‘Silver Haze’ Sets the Screen Ablaze

"Silver Haze" via IMDb.

In “Silver Haze” (Darkstar), writer/director Sacha Polak has struck gold with queer actors Vicky Knight and Esmé Creed-Miles, both of whom she has worked on previous projects (“Dirty God” and “Hanna,” respectively). Loosely based on Knight’s life, “Silver Haze” is a difficult film to watch, but well worth sticking with until the very last scene.

Frankie (Knight) is the very definition of a fighter. Bearing the scars from a deadly fire she survived 15 years earlier, she works as a nurse, where her compassion for others shines through. During her rounds, she meets Florence (Creed-Miles), hospitalized after a suicide attempt.

Frankie’s personal life is in complete disarray. In an effort to take control, she ends her bizarre relationship with her irresponsible boyfriend. She also attempts to put some distance between herself and her long-suffering mother, who never got over Frankie’s father leaving her for her best friend. She maintains a close relationship with her sister Leah (Charlotte Knight), but even that one is seriously complex, involving Leah’s unfaithful boyfriend and her sudden religious conversion.
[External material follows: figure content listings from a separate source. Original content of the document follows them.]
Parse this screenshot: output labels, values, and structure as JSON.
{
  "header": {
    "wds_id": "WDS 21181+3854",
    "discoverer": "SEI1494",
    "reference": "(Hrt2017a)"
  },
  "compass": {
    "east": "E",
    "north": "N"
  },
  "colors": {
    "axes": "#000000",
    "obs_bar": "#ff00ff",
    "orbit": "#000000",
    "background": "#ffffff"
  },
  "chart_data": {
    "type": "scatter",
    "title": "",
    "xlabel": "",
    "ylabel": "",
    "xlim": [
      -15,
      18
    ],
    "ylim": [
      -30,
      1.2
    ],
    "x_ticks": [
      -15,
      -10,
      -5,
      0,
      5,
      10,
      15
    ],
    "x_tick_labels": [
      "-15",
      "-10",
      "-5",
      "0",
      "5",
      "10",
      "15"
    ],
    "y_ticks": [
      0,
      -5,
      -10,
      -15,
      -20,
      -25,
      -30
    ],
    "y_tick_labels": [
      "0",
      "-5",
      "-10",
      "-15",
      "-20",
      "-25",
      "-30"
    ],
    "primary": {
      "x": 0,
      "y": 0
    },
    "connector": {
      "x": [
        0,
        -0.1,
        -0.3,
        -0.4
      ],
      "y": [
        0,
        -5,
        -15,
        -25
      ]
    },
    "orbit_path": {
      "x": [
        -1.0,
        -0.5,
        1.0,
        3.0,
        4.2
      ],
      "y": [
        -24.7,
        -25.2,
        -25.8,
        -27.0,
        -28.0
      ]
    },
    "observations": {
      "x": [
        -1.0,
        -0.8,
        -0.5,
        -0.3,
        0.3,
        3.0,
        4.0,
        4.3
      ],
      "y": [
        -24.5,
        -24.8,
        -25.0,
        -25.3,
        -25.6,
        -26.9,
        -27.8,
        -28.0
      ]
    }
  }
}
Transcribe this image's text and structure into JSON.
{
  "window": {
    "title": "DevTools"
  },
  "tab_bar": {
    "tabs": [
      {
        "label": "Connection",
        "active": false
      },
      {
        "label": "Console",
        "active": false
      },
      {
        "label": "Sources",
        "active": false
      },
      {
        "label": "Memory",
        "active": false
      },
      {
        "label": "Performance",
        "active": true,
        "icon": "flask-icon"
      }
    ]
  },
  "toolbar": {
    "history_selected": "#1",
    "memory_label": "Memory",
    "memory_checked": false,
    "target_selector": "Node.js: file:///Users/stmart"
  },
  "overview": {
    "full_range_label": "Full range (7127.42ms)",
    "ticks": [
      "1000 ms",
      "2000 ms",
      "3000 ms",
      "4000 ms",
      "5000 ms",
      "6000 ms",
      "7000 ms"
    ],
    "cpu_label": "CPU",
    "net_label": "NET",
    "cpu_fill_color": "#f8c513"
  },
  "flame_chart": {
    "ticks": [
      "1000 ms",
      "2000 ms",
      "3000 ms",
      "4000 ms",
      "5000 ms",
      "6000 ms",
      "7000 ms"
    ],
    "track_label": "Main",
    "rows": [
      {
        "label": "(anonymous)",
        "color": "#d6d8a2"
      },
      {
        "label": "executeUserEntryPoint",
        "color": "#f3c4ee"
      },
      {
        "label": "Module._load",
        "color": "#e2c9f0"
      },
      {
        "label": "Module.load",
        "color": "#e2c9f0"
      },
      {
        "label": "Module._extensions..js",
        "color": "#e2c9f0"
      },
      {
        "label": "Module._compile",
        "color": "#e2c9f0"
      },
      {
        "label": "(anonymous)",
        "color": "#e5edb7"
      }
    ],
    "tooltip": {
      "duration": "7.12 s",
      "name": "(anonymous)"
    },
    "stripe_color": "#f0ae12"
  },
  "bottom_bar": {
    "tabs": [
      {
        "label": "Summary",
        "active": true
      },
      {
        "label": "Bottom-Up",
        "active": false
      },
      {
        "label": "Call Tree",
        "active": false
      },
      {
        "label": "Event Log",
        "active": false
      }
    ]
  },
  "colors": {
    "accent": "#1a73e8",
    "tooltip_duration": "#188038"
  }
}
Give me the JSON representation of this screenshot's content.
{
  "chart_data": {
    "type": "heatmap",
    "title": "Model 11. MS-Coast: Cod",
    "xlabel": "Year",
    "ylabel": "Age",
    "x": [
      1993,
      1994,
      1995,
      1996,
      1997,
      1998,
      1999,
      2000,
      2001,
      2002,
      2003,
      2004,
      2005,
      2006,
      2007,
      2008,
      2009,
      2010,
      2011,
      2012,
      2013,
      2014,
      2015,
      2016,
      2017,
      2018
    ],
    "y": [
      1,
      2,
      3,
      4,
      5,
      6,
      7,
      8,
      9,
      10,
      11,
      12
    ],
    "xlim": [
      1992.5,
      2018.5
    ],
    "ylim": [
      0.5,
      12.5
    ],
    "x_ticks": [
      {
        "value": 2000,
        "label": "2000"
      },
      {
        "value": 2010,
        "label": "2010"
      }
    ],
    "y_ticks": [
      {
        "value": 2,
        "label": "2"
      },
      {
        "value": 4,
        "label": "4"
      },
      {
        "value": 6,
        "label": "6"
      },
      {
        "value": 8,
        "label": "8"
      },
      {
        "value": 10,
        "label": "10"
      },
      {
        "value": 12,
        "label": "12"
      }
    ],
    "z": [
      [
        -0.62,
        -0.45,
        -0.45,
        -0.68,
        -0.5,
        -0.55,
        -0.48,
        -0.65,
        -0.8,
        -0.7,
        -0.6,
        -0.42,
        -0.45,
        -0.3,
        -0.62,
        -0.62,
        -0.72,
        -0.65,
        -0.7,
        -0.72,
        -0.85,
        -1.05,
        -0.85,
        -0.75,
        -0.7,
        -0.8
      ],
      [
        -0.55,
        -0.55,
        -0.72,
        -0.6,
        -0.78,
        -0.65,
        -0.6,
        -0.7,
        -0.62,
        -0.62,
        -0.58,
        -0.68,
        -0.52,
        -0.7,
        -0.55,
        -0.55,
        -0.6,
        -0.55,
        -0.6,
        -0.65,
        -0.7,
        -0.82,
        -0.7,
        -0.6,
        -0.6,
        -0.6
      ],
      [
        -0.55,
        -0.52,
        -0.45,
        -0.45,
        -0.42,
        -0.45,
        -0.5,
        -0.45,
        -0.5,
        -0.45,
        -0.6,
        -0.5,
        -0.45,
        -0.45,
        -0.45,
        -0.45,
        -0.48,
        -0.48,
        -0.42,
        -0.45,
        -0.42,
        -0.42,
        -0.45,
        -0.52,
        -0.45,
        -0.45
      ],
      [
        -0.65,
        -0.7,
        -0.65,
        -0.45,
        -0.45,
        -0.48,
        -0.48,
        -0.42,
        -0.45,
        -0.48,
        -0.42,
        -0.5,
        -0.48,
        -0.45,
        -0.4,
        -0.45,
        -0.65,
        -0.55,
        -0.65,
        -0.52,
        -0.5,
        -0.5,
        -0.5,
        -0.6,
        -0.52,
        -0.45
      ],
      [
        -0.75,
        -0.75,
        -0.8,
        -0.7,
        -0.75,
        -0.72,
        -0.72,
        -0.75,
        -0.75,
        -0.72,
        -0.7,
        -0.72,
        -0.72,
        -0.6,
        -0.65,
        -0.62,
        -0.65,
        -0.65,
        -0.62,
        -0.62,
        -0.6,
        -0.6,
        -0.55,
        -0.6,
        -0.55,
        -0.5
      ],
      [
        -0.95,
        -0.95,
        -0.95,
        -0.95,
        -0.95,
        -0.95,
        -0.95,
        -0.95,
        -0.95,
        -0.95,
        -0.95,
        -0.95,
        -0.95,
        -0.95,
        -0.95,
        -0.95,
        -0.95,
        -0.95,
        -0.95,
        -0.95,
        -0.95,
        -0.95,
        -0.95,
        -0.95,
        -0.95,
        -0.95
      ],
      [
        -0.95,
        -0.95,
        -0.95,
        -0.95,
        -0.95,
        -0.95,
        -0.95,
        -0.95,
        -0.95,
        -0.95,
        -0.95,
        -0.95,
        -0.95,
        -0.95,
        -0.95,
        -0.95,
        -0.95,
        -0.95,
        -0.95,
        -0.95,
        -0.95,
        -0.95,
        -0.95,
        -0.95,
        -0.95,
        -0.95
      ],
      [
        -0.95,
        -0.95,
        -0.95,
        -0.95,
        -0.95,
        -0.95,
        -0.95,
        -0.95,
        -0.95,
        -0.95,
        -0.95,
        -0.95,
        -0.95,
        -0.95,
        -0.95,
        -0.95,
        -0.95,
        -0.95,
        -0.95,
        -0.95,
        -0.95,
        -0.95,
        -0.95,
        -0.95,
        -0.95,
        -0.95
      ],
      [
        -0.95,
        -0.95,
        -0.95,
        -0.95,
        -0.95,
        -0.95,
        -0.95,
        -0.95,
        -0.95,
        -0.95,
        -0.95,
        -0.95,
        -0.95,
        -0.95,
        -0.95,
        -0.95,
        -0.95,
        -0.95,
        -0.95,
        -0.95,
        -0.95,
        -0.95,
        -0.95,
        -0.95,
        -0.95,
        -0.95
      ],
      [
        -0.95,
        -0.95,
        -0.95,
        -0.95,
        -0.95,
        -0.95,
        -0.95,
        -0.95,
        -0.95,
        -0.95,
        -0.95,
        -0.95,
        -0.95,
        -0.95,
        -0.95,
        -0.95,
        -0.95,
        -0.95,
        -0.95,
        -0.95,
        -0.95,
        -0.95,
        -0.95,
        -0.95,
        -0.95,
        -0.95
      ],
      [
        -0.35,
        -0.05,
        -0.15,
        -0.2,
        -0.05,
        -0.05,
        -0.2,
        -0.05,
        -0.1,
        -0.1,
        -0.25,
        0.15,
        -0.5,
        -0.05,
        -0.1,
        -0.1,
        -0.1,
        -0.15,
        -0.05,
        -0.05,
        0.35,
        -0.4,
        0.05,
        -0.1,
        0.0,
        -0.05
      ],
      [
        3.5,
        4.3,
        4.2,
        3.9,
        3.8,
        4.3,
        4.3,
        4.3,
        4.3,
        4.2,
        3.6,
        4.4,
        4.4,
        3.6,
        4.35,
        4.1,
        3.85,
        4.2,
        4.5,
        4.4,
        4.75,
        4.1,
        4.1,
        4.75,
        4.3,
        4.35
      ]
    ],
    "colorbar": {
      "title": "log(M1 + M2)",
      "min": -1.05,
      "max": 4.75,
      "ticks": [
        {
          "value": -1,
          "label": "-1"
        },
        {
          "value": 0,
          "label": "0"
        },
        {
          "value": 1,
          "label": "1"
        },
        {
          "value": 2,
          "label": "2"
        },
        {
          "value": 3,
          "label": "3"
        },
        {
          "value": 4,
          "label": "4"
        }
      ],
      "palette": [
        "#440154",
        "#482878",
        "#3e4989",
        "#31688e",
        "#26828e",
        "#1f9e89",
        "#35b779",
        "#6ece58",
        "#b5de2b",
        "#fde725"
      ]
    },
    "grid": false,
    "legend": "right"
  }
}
Much to Frankie’s surprise, she develops an unexpected friendship with an attraction to Florence, who shares her feelings. As they get to know each other, they reveal more and more about their lives. Florence talks about how she and her brother were abandoned by their mother and were raised by their foster mother Alice (Angela Bruce). A kind and nurturing presence, Alice becomes as essential to Frankie’s being as she was to Florence’s.

Meanwhile, Frankie and Florence continue to battle their respective demons. Substance abuse (including the titular strain of pot) doesn’t necessarily help the situation. Quite the contrary, it tends to fuel Frankie’s desire for revenge on the woman with whom her father started a new family (see the Molotov cocktail scene). The same woman that Frankie is convinced started the fire in which she was so badly injured.

Florence’s instability further complicates matters. Unable to deal with her feelings for Frankie, as well as Alice’s terminal cancer diagnosis, Florence moves out. This leaves Frankie, Alice, and Florence’s autistic brother Jack to create their own kind of supportive family unit amidst all the dysfunction. 

“Silver Haze” would have benefited from subtitles, as the thick working-class accents of some characters occasionally made it difficult to understand what was being said. Regardless, Knight, Creed-Miles, and Bruce all deliver stellar and memorable performances, illuminating a hazy and somewhat depressing story.